Non-surgical treatment of displaced PHFs is increasingly adopted in orthopedic trauma care due to a growing body of literature supporting its viability [4,5,33-35]. Although studies exploring the health economic implications of this trend remain scarce, the few available suggest no obvious cost effectiveness of surgery compared with nonoperative treatment of PHFs [36,37]. There are, however, essential differences in design and population in these 2 trials, limiting direct comparison with costs in our study.

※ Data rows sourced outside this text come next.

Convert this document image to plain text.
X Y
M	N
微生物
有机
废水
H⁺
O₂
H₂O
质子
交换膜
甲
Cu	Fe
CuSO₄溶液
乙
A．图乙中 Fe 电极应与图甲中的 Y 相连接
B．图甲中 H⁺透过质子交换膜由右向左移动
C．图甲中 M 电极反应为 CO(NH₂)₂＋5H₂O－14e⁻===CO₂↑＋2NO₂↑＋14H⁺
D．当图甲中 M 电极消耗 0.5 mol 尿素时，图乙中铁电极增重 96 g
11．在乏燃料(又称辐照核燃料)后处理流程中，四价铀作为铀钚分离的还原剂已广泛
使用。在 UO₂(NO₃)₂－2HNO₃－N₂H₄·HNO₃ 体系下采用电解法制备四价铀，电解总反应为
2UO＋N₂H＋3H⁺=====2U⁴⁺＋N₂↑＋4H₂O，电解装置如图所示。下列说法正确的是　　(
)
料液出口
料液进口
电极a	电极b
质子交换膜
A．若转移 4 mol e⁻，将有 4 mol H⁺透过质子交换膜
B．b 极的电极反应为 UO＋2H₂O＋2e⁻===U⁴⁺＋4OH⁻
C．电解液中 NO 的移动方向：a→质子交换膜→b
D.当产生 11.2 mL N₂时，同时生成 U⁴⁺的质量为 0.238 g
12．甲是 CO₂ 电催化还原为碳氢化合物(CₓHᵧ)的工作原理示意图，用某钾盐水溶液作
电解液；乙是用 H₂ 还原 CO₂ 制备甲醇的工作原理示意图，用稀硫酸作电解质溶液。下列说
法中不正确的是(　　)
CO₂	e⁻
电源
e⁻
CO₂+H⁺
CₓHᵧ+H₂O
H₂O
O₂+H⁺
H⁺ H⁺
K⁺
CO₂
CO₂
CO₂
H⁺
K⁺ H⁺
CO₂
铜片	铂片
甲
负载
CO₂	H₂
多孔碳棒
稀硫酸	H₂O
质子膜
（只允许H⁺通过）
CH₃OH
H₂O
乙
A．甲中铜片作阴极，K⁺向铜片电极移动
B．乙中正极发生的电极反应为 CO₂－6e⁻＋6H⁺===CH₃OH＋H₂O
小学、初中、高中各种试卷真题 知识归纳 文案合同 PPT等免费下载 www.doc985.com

A key strength of the current study is its comprehensive bottom-up approach to cost estimation. This includes detailed analysis of costs associated with the index surgery and hospital stay, additional healthcare services outside the hospital, and secondary surgical procedures. A cost per patient system enabled us to track the cost of each patient separately. The transparent breakdown of resource utilization and unit costs allows for clear identification of cost drivers, adding robustness to the findings. We chose not to include a societal perspective in the economic analysis, as sick-leave costs vary with system and country. Sick-leave in our population of retired or close-to-retirement patients was numerically higher in the nail group, and thus an analysis including sick-leave would have further substantiated dominance of plating over nailing.
Results from a single hospital may not have high external validity. However, the hospital has a large catchment area that includes both rural and urban areas, suggesting that the results are generalizable to other similar hospitals. The findings may not be representative of broader healthcare systems, making it difficult to generalize the economic outcomes to other regions or countries. When evaluating the surgical cost-effectiveness of different implants, it is essential to account for variations in costs across healthcare settings and trials. Factors such as local agreements, market dynamics, and resource utilization can greatly influence these costs, underscoring the importance of context-specific economic analyses. These variations can significantly impact external validity, highlighting the need to interpret findings within the study’s context and consider their applicability to other healthcare systems with caution.
We found no statistically significant difference in QALY after 2 years between the groups. However, locking plates were significantly more cost-effective compared with nails.
In perspective, from a health economic perspective, plates dominate nails—being both more effective and less costly, as the term “dominate” implies. These findings make the routine use of nails in 3- and 4-part PHFs in clinical practice difficult to justify, particularly in settings with similar cost structures to our study.